A relatively new innovation in crop farming is minimum tillage, which increases water infiltration in soil and the soil’s water-storage capacity – in other words, making the soil more sponge like. Cover crops are then planted, and crop residues are left on the land to reduce runoff. Minimum till has costs, of course, like the new equipment it requires, but its greatest advantage is the management of drought risk, and this reduction in risk must be offset against the cost of having to buy new equipment.
Spreading risk with animals
For stock farmers, a fodder bank is probably the most obvious strategy, but it’s also the least employed due to cost. A fodder bank can either be stored hay or spared veld, and many farmers, especially in drier areas, farm at 80% of their carrying capacity. You can run out of money, but it is never a good idea to run out of veld or hay, because in the middle of a drought, no matter how much money you have, there simply is never grazing or hay available because everyone is looking for the same thing!
Also read: Expert advice | Dealing with debt and tax
Farming with wethers (hamels) or oxen also reduces risk, as you don’t need to get them pregnant when a drought comes along, and they simply can go into survival mode. Remember, every farm can only calve a certain number of cows, or lamb so many ewes. Productive females will always be more profitable than hamels or oxen, but only until a drought comes along.
The greatest risk stock farmers expose themselves to is selecting for maximum production. Yes, it is possible to run 12 cows of 500kg where you can have 10 cows of 600kg. The 500kg cows also have a lower associated risk.
Productive females like ewes and cows will always be more profitable than hamels or oxen, but only until a drought comes along!
A dairy cow producing 30 litres of milk per day carries more risk than one producing 20 litres. A sheep shearing 6kg of wool has a higher risk than one shearing 4kg when they have to produce in the same environment, because that sheep giving 6kg of wool often doesn’t lamb. Yet farmers continue to select for production without understanding the associated risks.
Also read: When to change, and how not to go broke doing it – veteran Merino farmer’s advice
Getting risk management right
Managing risk has become incredibly important for South African farmers. First, because the government doesn’t have the money to bail out farmers. Second, farming isn’t always the most urgent political problem, and government doesn’t feel drought has much to do with them. That makes drought a cost of doing business, and a very important cost at that.
In the same way, it is not your neighbours’ job to look after you during a drought. He simply wants to buy your farm, and if he manages his risk and profit better than you do, he most likely will!
If you have all your eggs in one basket, your risks are simply too high. If you have too many irons in the fire, your fixed costs and management pressures are too high. Everyone must balance those two concepts to the best of their ability and talents. Every farm and person is different.
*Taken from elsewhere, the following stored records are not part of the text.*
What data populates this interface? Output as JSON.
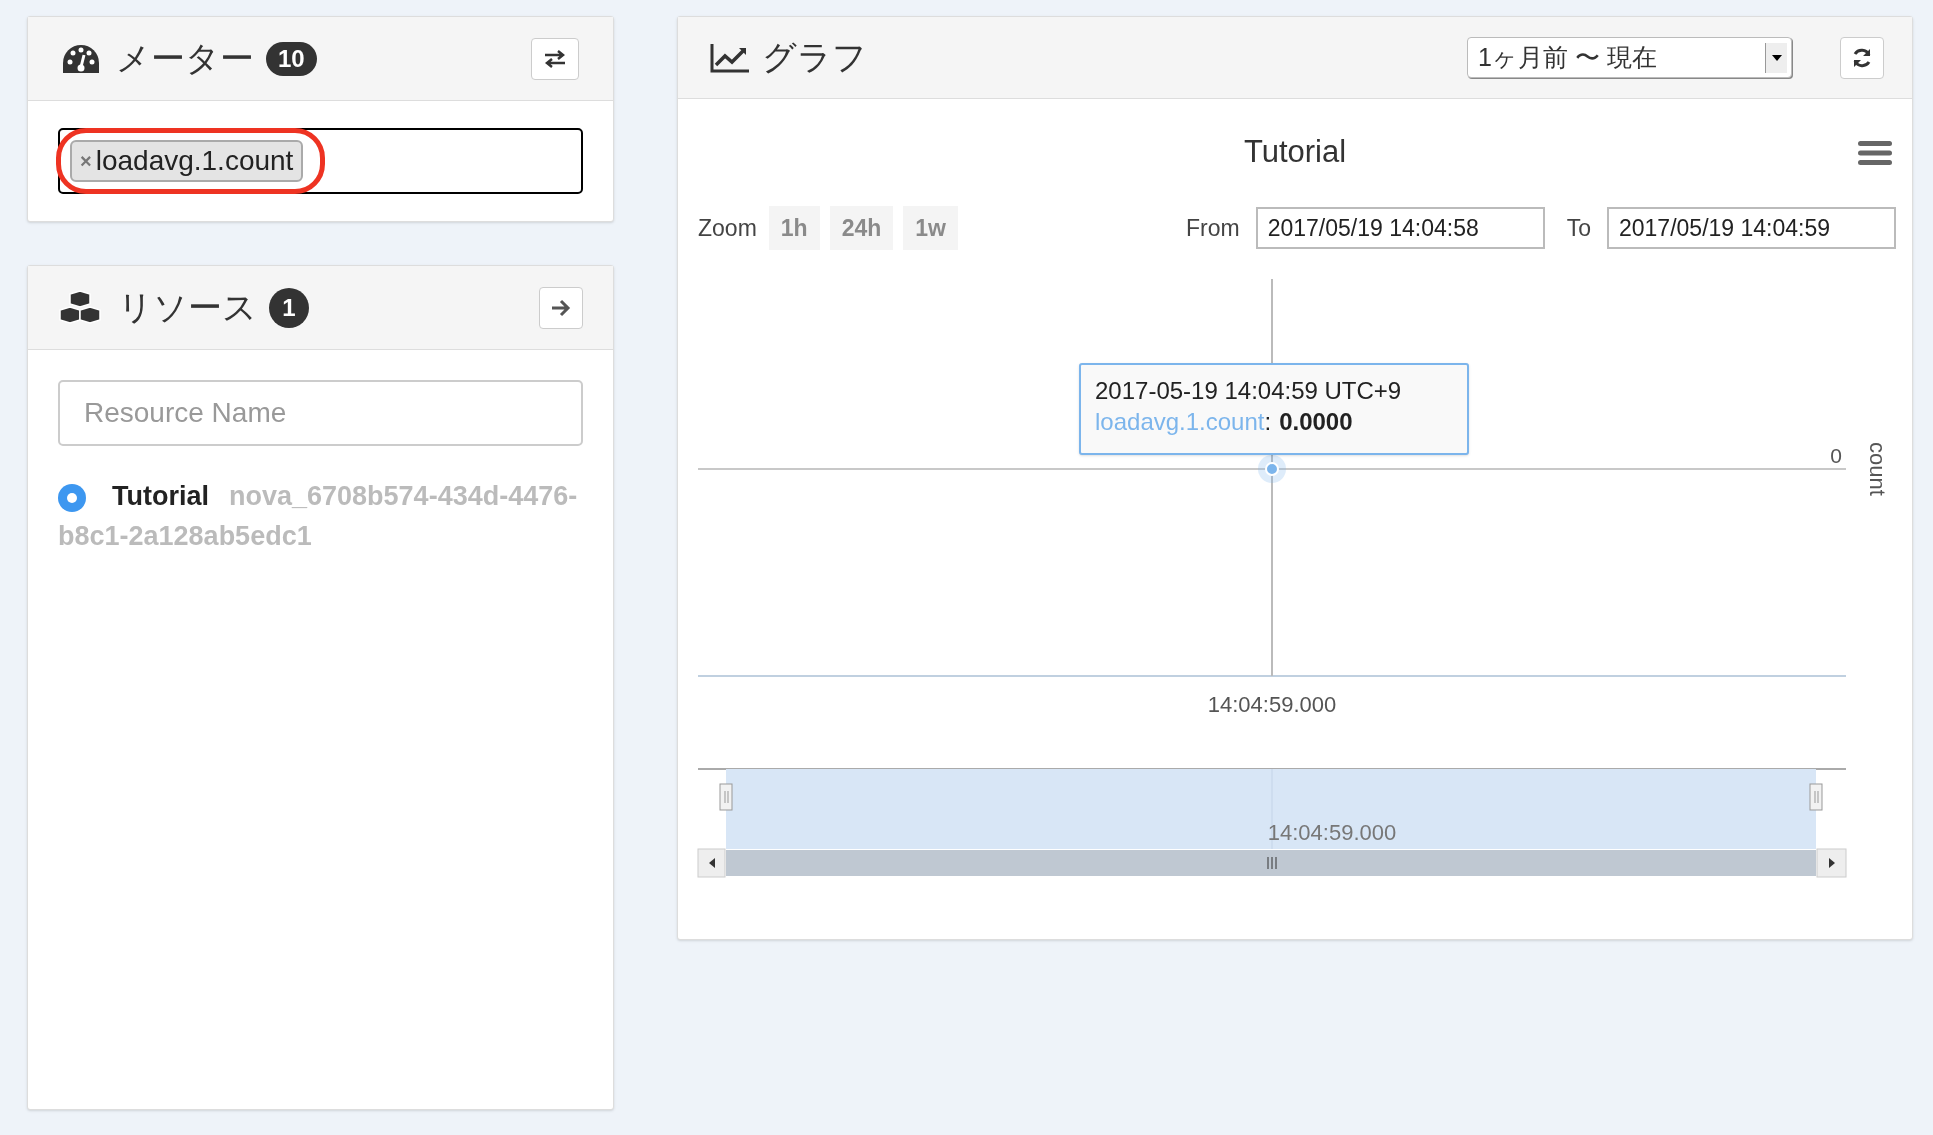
{
  "meter_panel": {
    "title": "メーター",
    "count": "10",
    "tags": [
      {
        "label": "loadavg.1.count",
        "remove": "×",
        "highlighted": true
      }
    ]
  },
  "resource_panel": {
    "title": "リソース",
    "count": "1",
    "search": {
      "placeholder": "Resource Name"
    },
    "resources": [
      {
        "name": "Tutorial",
        "id": "nova_6708b574-434d-4476-b8c1-2a128ab5edc1",
        "selected": true
      }
    ]
  },
  "graph_panel": {
    "title": "グラフ",
    "range_select": {
      "value": "1ヶ月前 〜 現在"
    },
    "zoom": {
      "label": "Zoom",
      "buttons": [
        {
          "label": "1h",
          "disabled": true
        },
        {
          "label": "24h",
          "disabled": true
        },
        {
          "label": "1w",
          "disabled": true
        }
      ]
    },
    "from": {
      "label": "From",
      "value": "2017/05/19 14:04:58"
    },
    "to": {
      "label": "To",
      "value": "2017/05/19 14:04:59"
    },
    "chart": {
      "title": "Tutorial",
      "y_tick": "0",
      "y_title": "count",
      "x_label": "14:04:59.000"
    },
    "tooltip": {
      "time": "2017-05-19 14:04:59 UTC+9",
      "series": "loadavg.1.count",
      "separator": ":",
      "value": "0.0000"
    },
    "navigator": {
      "label": "14:04:59.000"
    }
  }
}
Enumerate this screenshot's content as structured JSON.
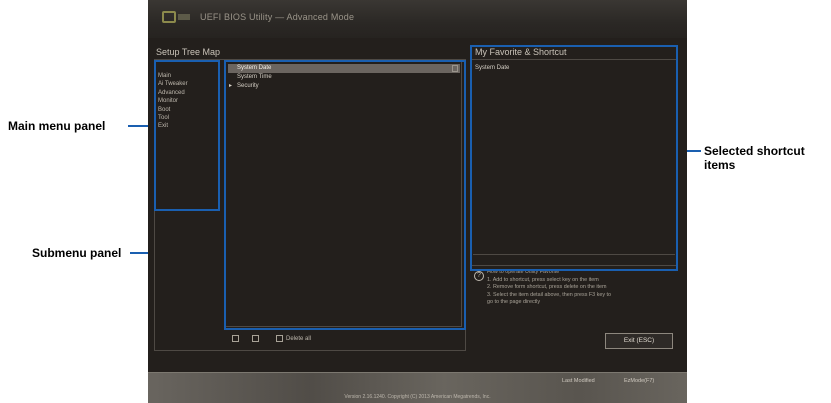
{
  "header": {
    "title": "UEFI BIOS Utility — Advanced Mode"
  },
  "setup_tree": {
    "title": "Setup Tree Map",
    "menu_items": [
      "Main",
      "Ai Tweaker",
      "Advanced",
      "Monitor",
      "Boot",
      "Tool",
      "Exit"
    ],
    "submenu_items": [
      {
        "label": "System Date",
        "selected": true
      },
      {
        "label": "System Time",
        "selected": false
      },
      {
        "label": "Security",
        "selected": false
      }
    ]
  },
  "favorites": {
    "title": "My Favorite & Shortcut",
    "items": [
      "System Date"
    ]
  },
  "help": {
    "lines": [
      "How to operate Utility Favorite",
      "1. Add to shortcut, press select key on the item",
      "2. Remove form shortcut, press delete on the item",
      "3. Select the item detail above, then press F3 key to",
      "go to the page directly"
    ]
  },
  "toolbar": {
    "delete_all_label": "Delete all"
  },
  "buttons": {
    "exit_label": "Exit (ESC)"
  },
  "footer": {
    "version": "Version 2.16.1240. Copyright (C) 2013 American Megatrends, Inc.",
    "last_modified": "Last Modified",
    "ezmode": "EzMode(F7)"
  },
  "callouts": {
    "main_menu": "Main menu panel",
    "submenu": "Submenu panel",
    "selected_shortcut_line1": "Selected shortcut",
    "selected_shortcut_line2": "items"
  },
  "colors": {
    "callout_line": "#1a5fb0",
    "bios_background": "#231f1c"
  }
}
Some people panic when they have R1 million in debt, whereas others are unfazed even at R10 million!
Yes, the best way to avoid risk is not to plant, but then you must have enough cash reserves to carry you for a year. For many farmers this is not an option. And if there were no risk, there would also be no reward.
I hear many farmers complain about how tough farming is and how unfair it is. Farming is not meant to be easy. If it were easy, there would be no money in it!